AI’s carbon footprint is no open-and-shut case, according to scientists from the University of California-Irvine and MIT, who published a paper earlier this year on the open access site arXiv.org that shakes up energy use assumptions of generative AI models, and which set off a debate among leading AI researchers and experts this past week.
The paper found that when producing a page of text, an AI system such as ChatGPT emits 130 to 1500 times fewer carbon dioxide equivalents (CO2e) compared to a human.
Similarly, in the case of creating an image, an AI system such as Midjourney or OpenAI’s DALL-E 2 emits 310 to 2900 times less CO2e.
The paper concludes that the use of AI has the potential to accomplish several significant activities with significantly lower emissions than humans.
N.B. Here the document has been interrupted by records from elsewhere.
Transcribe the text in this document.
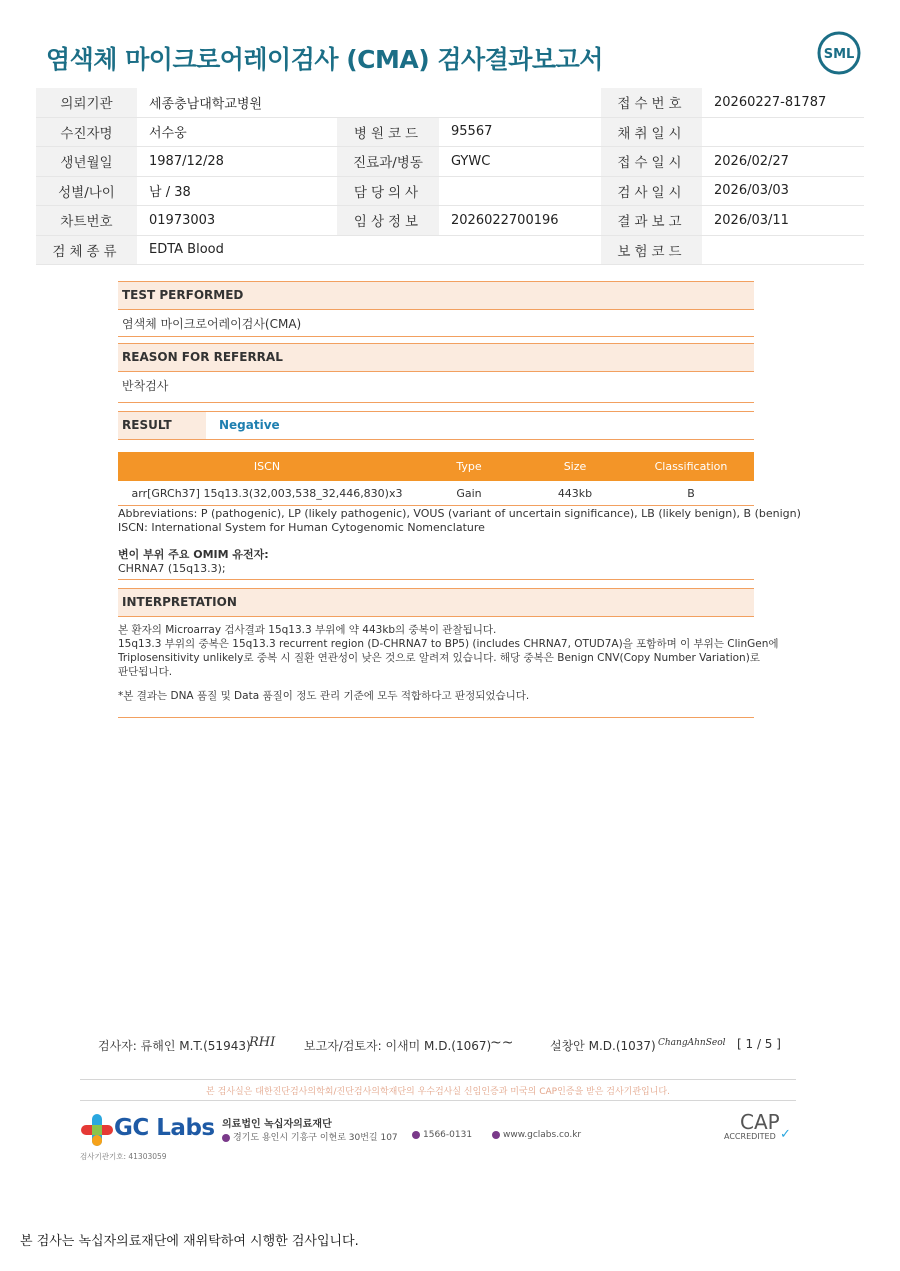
염색체 마이크로어레이검사 (CMA) 검사결과보고서	SML
의뢰기관	세종충남대학교병원			접수번호	20260227-81787
수진자명	서수웅	병원코드	95567	채취일시	
생년월일	1987/12/28	진료과/병동	GYWC	접수일시	2026/02/27
성별/나이	남 / 38	담당의사		검사일시	2026/03/03
차트번호	01973003	임상정보	2026022700196	결과보고	2026/03/11
검체종류	EDTA Blood			보험코드	
TEST PERFORMED
염색체 마이크로어레이검사(CMA)
REASON FOR REFERRAL
반착검사
RESULT	Negative
ISCN	Type	Size	Classification
arr[GRCh37] 15q13.3(32,003,538_32,446,830)x3	Gain	443kb	B
Abbreviations: P (pathogenic), LP (likely pathogenic), VOUS (variant of uncertain significance), LB (likely benign), B (benign)
ISCN: International System for Human Cytogenomic Nomenclature
변이 부위 주요 OMIM 유전자:
CHRNA7 (15q13.3);
INTERPRETATION
본 환자의 Microarray 검사결과 15q13.3 부위에 약 443kb의 중복이 관찰됩니다.
15q13.3 부위의 중복은 15q13.3 recurrent region (D-CHRNA7 to BP5) (includes CHRNA7, OTUD7A)을 포함하며 이 부위는 ClinGen에
Triplosensitivity unlikely로 중복 시 질환 연관성이 낮은 것으로 알려져 있습니다. 해당 중복은 Benign CNV(Copy Number Variation)로
판단됩니다.
*본 결과는 DNA 품질 및 Data 품질이 정도 관리 기준에 모두 적합하다고 판정되었습니다.
검사자: 류해인 M.T.(51943)
RHI 보고자/검토자: 이새미 M.D.(1067)
~~	설창안 M.D.(1037) ChangAhnSeol [ 1 / 5 ]
본 검사실은 대한진단검사의학회/진단검사의학재단의 우수검사실 신임인증과 미국의 CAP인증을 받은 검사기관입니다.
GC Labs 의료법인 녹십자의료재단
경기도 용인시 기흥구 이현로 30번길 107	1566-0131	www.gclabs.co.kr
검사기관기호: 41303059
CAP
ACCREDITED ✓
본 검사는 녹십자의료재단에 재위탁하여 시행한 검사입니다.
However, an ongoing dialogue among AI researchers reacting to the paper this week also highlights how accounting for interactions between climate, society, and technology poses immense challenges warranting continual reexamination.
In an interview with VentureBeat, the authors of the paper, University of California at Irvine professors Bill Tomlinson and Don Patterson, and MIT Sloan School of Management visiting scientist Andrew Torrance, offered some insight into what they were hoping to measure.
Originally published in March, Tomlinson said that the paper was submitted to the research journal Scientific Reports where it is currently under peer review.
The study authors analyzed existing data on the environmental impact of AI systems, human activities, and the production of text and images. This information was collected from studies and databases that study how AI and humans affect the environment.